I have blogged many times in the past (see bottom of post for links) about different ways to locate and use Creative Commons images (e.g. ones that can be used without breaking copyright). My favourite 2 sources of images are currently Xpert and Wikimedia but if I don’t find what I want there, then here is another useful technique.

The website http://search.creativecommons.org/ is another very useful tool that will allow you to search different sources of media (including images, video, audio) with one of the search options being for the image sharing website Flickr.

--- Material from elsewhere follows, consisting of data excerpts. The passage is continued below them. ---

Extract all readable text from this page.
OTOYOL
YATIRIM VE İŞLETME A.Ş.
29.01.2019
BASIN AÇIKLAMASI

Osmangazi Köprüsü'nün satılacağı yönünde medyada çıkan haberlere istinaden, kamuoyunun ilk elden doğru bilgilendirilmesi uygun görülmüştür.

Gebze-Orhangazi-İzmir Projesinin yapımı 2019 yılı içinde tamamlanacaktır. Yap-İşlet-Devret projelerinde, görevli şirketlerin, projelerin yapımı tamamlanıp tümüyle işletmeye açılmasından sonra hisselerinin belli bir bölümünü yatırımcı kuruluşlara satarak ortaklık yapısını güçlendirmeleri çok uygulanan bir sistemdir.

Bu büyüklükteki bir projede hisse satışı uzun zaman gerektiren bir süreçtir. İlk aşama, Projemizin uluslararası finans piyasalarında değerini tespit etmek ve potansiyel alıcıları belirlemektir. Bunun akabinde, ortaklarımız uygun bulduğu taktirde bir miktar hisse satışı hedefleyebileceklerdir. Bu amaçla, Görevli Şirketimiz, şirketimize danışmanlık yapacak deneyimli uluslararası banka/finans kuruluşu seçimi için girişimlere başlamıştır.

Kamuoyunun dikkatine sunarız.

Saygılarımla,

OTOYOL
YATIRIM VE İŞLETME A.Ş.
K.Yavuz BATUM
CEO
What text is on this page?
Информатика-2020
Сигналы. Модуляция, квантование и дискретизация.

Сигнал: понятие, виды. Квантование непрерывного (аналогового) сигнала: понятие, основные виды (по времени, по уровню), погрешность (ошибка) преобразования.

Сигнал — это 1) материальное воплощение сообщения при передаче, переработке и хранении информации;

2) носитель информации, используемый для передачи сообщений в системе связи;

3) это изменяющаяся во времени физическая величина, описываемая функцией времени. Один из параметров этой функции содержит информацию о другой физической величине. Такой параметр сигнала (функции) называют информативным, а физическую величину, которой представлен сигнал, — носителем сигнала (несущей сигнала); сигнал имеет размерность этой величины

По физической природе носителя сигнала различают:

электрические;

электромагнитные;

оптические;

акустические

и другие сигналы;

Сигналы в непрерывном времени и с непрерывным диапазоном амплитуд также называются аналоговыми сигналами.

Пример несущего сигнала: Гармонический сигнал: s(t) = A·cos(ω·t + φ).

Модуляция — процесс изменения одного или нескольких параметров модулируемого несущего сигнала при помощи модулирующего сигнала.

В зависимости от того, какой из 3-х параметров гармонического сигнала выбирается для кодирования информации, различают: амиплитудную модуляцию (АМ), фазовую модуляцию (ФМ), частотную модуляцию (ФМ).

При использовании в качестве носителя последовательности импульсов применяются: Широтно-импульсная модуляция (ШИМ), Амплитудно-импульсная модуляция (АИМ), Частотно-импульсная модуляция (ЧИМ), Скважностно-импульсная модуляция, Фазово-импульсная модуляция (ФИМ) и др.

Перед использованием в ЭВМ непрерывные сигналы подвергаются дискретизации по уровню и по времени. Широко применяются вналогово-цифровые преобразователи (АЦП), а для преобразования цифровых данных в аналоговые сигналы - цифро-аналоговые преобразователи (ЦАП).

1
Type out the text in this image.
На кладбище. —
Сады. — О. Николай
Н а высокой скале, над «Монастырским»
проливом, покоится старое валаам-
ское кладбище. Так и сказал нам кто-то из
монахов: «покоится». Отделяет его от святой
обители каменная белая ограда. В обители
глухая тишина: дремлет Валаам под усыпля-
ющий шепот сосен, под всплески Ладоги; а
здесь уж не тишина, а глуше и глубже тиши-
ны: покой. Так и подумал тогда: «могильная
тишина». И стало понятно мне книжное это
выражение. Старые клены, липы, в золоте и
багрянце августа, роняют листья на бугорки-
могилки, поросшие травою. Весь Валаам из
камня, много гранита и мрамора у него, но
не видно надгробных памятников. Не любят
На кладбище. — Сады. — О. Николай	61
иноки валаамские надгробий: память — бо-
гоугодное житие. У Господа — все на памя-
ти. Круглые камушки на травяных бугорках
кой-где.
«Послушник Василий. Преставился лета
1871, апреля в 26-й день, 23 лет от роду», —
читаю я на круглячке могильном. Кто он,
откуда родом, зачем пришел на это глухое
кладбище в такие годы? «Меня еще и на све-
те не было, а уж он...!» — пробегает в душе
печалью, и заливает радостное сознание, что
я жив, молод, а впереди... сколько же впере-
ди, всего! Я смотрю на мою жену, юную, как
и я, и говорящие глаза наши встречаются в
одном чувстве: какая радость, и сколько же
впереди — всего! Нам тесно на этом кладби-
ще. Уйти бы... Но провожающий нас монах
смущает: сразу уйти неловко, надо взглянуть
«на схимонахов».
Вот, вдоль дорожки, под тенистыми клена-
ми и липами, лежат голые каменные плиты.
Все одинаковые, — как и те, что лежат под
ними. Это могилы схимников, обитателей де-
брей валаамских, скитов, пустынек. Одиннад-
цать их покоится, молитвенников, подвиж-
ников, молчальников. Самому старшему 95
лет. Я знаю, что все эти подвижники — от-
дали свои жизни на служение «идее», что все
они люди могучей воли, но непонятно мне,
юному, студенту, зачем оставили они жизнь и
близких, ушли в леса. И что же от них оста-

In the past I have used a site called CompFight to achieve this, but with compfight the default settings are such that you have to tick to choose that you want creative commons, and if you want the commercial option, then you have to tick that as well, so there is a real possibility that someone could forget to tick these options, and end up with an image that isn’t Creative Commons. With the creative commons search tool, it ticks these 2 options as default, so when I am showing this technique to staff, I am now using this site for that reason.

Here is a video showing how we can use the tool to locate an image and then embed it into a VLE such as Moodle or Blackboard, or any other webspace that you can edit.

I regularly run training for organisations, in topics like this, including different ways of using the images once they have been located. For details of training please contact Dave Foord via http://www.a6training.co.uk/contact.php


Links to other posts in this blog on this topic.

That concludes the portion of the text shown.